It’s not that I’m anti-townhome necessarily, but rather that The Seasons, West Keystone’s option for more discerning and spendy travelers, represents the evidently inevitable progression and dilution of skiing into just one of the many activities offered at a full-service mega-resort. Like putt-putt golf on a cruise ship. Well, no, that shortchanges the product I sell, yet it hints at the direction the sport is moving. Open the pages of Ski Magazine (Skiing’s well-healed sister publication) and you’ll notice nearly as many articles and advertisements for Land Rovers and fine dining as you’ll see for mountains and techniques. Page 42 of February’s edition highlights the ice wines of British Columbia’s Okanagan Valley, and although dessert drinks hold a special place in my heart, I can’t remember the last time I gave much thought to a glass of riesling while on the slopes.

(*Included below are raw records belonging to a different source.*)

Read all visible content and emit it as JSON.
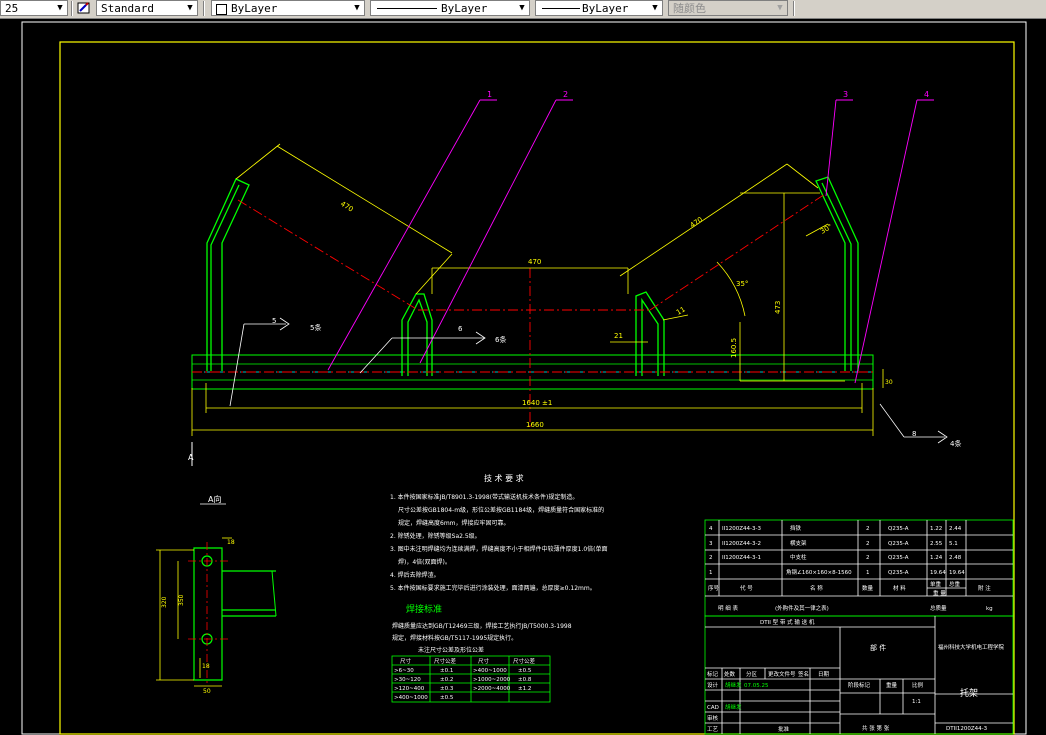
{
  "toolbar": {
    "linetype_scale": "25",
    "text_style": "Standard",
    "layer_control": "ByLayer",
    "linetype": "ByLayer",
    "lineweight": "ByLayer",
    "plot_style": "随颜色",
    "icons": [
      "text-style-icon",
      "color-swatch-icon"
    ]
  },
  "colors": {
    "background": "#000000",
    "border_white": "#ffffff",
    "frame": "#ffff00",
    "part": "#00ff00",
    "leader": "#ff00ff",
    "center": "#ff0000",
    "cyan": "#00ffff"
  },
  "drawing": {
    "balloons": [
      "1",
      "2",
      "3",
      "4"
    ],
    "dims": {
      "overall_length": "1660",
      "inner_span": "1640 ±1",
      "mid_roll": "470",
      "side_roll_left": "470",
      "side_roll_right": "470",
      "height": "473",
      "angle": "35°",
      "dim_160": "160.5",
      "dim_21": "21",
      "dim_11": "11",
      "dim_30": "30°",
      "right_end": "30"
    },
    "weld_marks": [
      {
        "num": "5",
        "label": "5条"
      },
      {
        "num": "6",
        "label": "6条"
      },
      {
        "num": "8",
        "label": "4条"
      }
    ],
    "section_mark": "A"
  },
  "detail_view": {
    "title": "A向",
    "dims": [
      "18",
      "320",
      "350",
      "18",
      "50"
    ]
  },
  "tech_requirements": {
    "title": "技 术 要 求",
    "items": [
      "1. 本件按国家标准JB/T8901.3-1998(带式输送机技术条件)规定制造。",
      "尺寸公差按GB1804-m级，形位公差按GB1184级，焊缝质量符合国家标准的",
      "规定，焊缝高度6mm，焊接应牢固可靠。",
      "2. 除锈处理，除锈等级Sa2.5级。",
      "3. 图中未注明焊缝均为连续满焊，焊缝高度不小于相焊件中较薄件厚度1.0倍(单面",
      "焊)，4倍(双面焊)。",
      "4. 焊后去除焊渣。",
      "5. 本件按国标要求施工完毕后进行涂装处理，面漆两遍，总厚度≥0.12mm。"
    ],
    "weld_title": "焊接标准",
    "weld_items": [
      "焊缝质量应达到GB/T12469三级，焊接工艺执行JB/T5000.3-1998",
      "规定，焊接材料按GB/T5117-1995规定执行。"
    ],
    "tolerance_title": "未注尺寸公差及形位公差",
    "tolerance_headers": [
      "尺寸",
      "尺寸公差",
      "尺寸",
      "尺寸公差"
    ],
    "tolerance_rows": [
      [
        ">6~30",
        "±0.1",
        ">400~1000",
        "±0.5"
      ],
      [
        ">30~120",
        "±0.2",
        ">1000~2000",
        "±0.8"
      ],
      [
        ">120~400",
        "±0.3",
        ">2000~4000",
        "±1.2"
      ],
      [
        ">400~1000",
        "±0.5",
        "",
        ""
      ]
    ]
  },
  "title_block": {
    "bom": [
      {
        "no": "4",
        "code": "II1200Z44-3-3",
        "name": "挡铁",
        "qty": "2",
        "material": "Q235-A",
        "unit": "1.22",
        "total": "2.44"
      },
      {
        "no": "3",
        "code": "II1200Z44-3-2",
        "name": "横支架",
        "qty": "2",
        "material": "Q235-A",
        "unit": "2.55",
        "total": "5.1"
      },
      {
        "no": "2",
        "code": "II1200Z44-3-1",
        "name": "中支柱",
        "qty": "2",
        "material": "Q235-A",
        "unit": "1.24",
        "total": "2.48"
      },
      {
        "no": "1",
        "code": "",
        "name": "角钢∠160×160×8-1560",
        "qty": "1",
        "material": "Q235-A",
        "unit": "19.64",
        "total": "19.64"
      }
    ],
    "bom_headers": [
      "序号",
      "代 号",
      "名 称",
      "数量",
      "材 料",
      "单重",
      "总重",
      "附 注"
    ],
    "bom_weight_label": "重 量",
    "bom_weight_unit": "kg",
    "list_label_1": "明 细 表",
    "list_label_2": "(外购件及其一律之表)",
    "total_weight_label": "总质量",
    "total_weight_unit": "kg",
    "assembly_title": "DTII 型 带 式 输 送 机",
    "part_label": "部 件",
    "school": "福州科技大学机电工程学院",
    "drawing_name": "托架",
    "drawing_no": "DTII1200Z44-3",
    "scale_label": "比例",
    "scale": "1:1",
    "stage_label": "阶段标记",
    "weight_label": "重量",
    "sheet_label": "共 张 第 张",
    "revision_headers": [
      "标记",
      "处数",
      "分区",
      "更改文件号",
      "签名",
      "日期"
    ],
    "roles": [
      "设计",
      "CAD",
      "审核",
      "工艺"
    ],
    "designer": "胡继发",
    "date": "07.05.25",
    "cad": "胡继发",
    "approve_label": "批准"
  }
}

In all, it is the depiction of skiing as one facet of a lifestyle complete only once accompanied by golf-filled summers and a home on a cul-de-sac, not as an individual pursuit. Notice the language involved: “I am a skier,” not “I ski,” or “I enjoy skiing.” When we talk about skiing, then, we illustrate that it defines who we are, not what we do. That a sport can figure so largely as part of an identity ensures its durability, certainly, but perhaps at the expense of progress. And while I understand that the demographic figures indicate that the Land Rover-driving, town-home-vacationing types account for nearly all the money spent around here, I will not bow to the idea that these five-day visitors in any way advance or even sustain the sport. Money cannot replace vision, and the opportunity cost of every new condo is the terrain that could have been.

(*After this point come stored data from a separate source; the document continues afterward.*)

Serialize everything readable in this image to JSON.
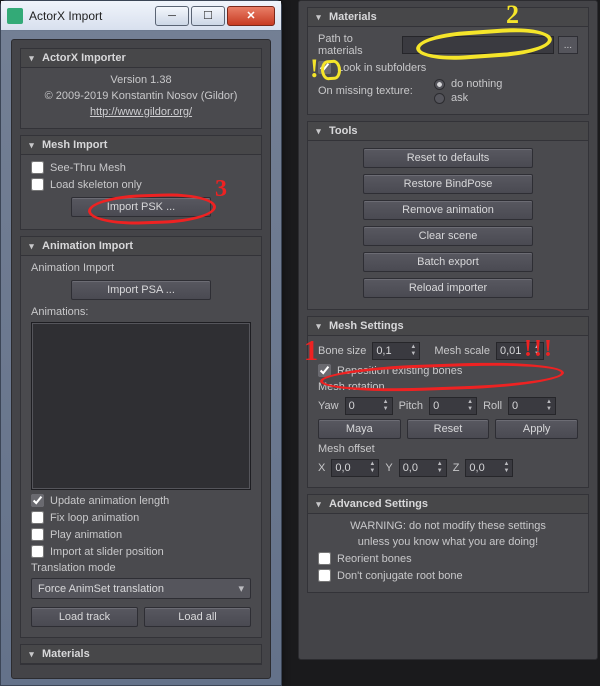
{
  "window": {
    "title": "ActorX Import"
  },
  "header": {
    "title": "ActorX Importer",
    "version": "Version 1.38",
    "copyright": "© 2009-2019 Konstantin Nosov (Gildor)",
    "url": "http://www.gildor.org/"
  },
  "mesh_import": {
    "title": "Mesh Import",
    "see_thru": "See-Thru Mesh",
    "skeleton_only": "Load skeleton only",
    "import_psk": "Import PSK ..."
  },
  "anim_import": {
    "title": "Animation Import",
    "label": "Animation Import",
    "import_psa": "Import PSA ...",
    "anim_label": "Animations:",
    "update_len": "Update animation length",
    "fix_loop": "Fix loop animation",
    "play": "Play animation",
    "at_slider": "Import at slider position",
    "trans_mode_label": "Translation mode",
    "trans_mode_value": "Force AnimSet translation",
    "load_track": "Load track",
    "load_all": "Load all"
  },
  "left_materials": {
    "title": "Materials"
  },
  "materials": {
    "title": "Materials",
    "path_label": "Path to materials",
    "path_value": "",
    "look_sub": "Look in subfolders",
    "on_missing_label": "On missing texture:",
    "opt_nothing": "do nothing",
    "opt_ask": "ask"
  },
  "tools": {
    "title": "Tools",
    "reset_defaults": "Reset to defaults",
    "restore_bind": "Restore BindPose",
    "remove_anim": "Remove animation",
    "clear_scene": "Clear scene",
    "batch_export": "Batch export",
    "reload": "Reload importer"
  },
  "mesh_settings": {
    "title": "Mesh Settings",
    "bone_size_label": "Bone size",
    "bone_size_value": "0,1",
    "mesh_scale_label": "Mesh scale",
    "mesh_scale_value": "0,01",
    "reposition": "Reposition existing bones",
    "rotation_label": "Mesh rotation",
    "yaw_label": "Yaw",
    "yaw_val": "0",
    "pitch_label": "Pitch",
    "pitch_val": "0",
    "roll_label": "Roll",
    "roll_val": "0",
    "maya": "Maya",
    "reset": "Reset",
    "apply": "Apply",
    "offset_label": "Mesh offset",
    "x_label": "X",
    "x_val": "0,0",
    "y_label": "Y",
    "y_val": "0,0",
    "z_label": "Z",
    "z_val": "0,0"
  },
  "advanced": {
    "title": "Advanced Settings",
    "warning1": "WARNING: do not modify these settings",
    "warning2": "unless you know what you are doing!",
    "reorient": "Reorient bones",
    "conjugate": "Don't conjugate root bone"
  },
  "annotations": {
    "one": "1",
    "two": "2",
    "three": "3",
    "bang": "!!!",
    "excl": "!"
  }
}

Or, as is the case of Crested Butte Mountain Resort near Gunnison, the Forest Service’s decision to kill a proposed expansion will probably work in the opposite direction, forestalling construction on any new condos. CBMR’s Snodgrass Expansion would have opened hundreds of acres of intermediate terrain rounding out a resort known almost exclusively as an experts-only, so-steep-I-just-wet-myself-a-little Shangri-La.The resort’s owners had argued that CBMR would survive if the new area opened–the dearth of blue runs had pushed skiiers to tamer mountains and visits had continued to fall. Otherwise, who knew how CBMR would fare. I can guess, however. Without miles of cruisers, without Breckenridge’s benign, well-groomed reliability, CBMR will not attract the crowd that reads Ski Magazine. And it won’t attract their dollars either.

At the same, time I’d be remiss if I didn’t point out the progress: fat skis and hike-to terrain, the trickle-down from the experts, backcountry explorers and young skiers unsatisfied with carving. Innovation lies at the margins, even if the money doesn’t. When the Baby boomers retire, can we place our hope there? 

I know it shouldn’t bother me that a resort might die for lack of unchallenging terrain–after all, the bell curve applies just as well to skiing as it does to everything else–but it does. The cash has settled at the top of the curve, not at the tail with the ski bums, and so long as that remains the case (that is, indefinitely), the mega-mountains will cater to the median.

Stand strong, A-Basin. Stand strong.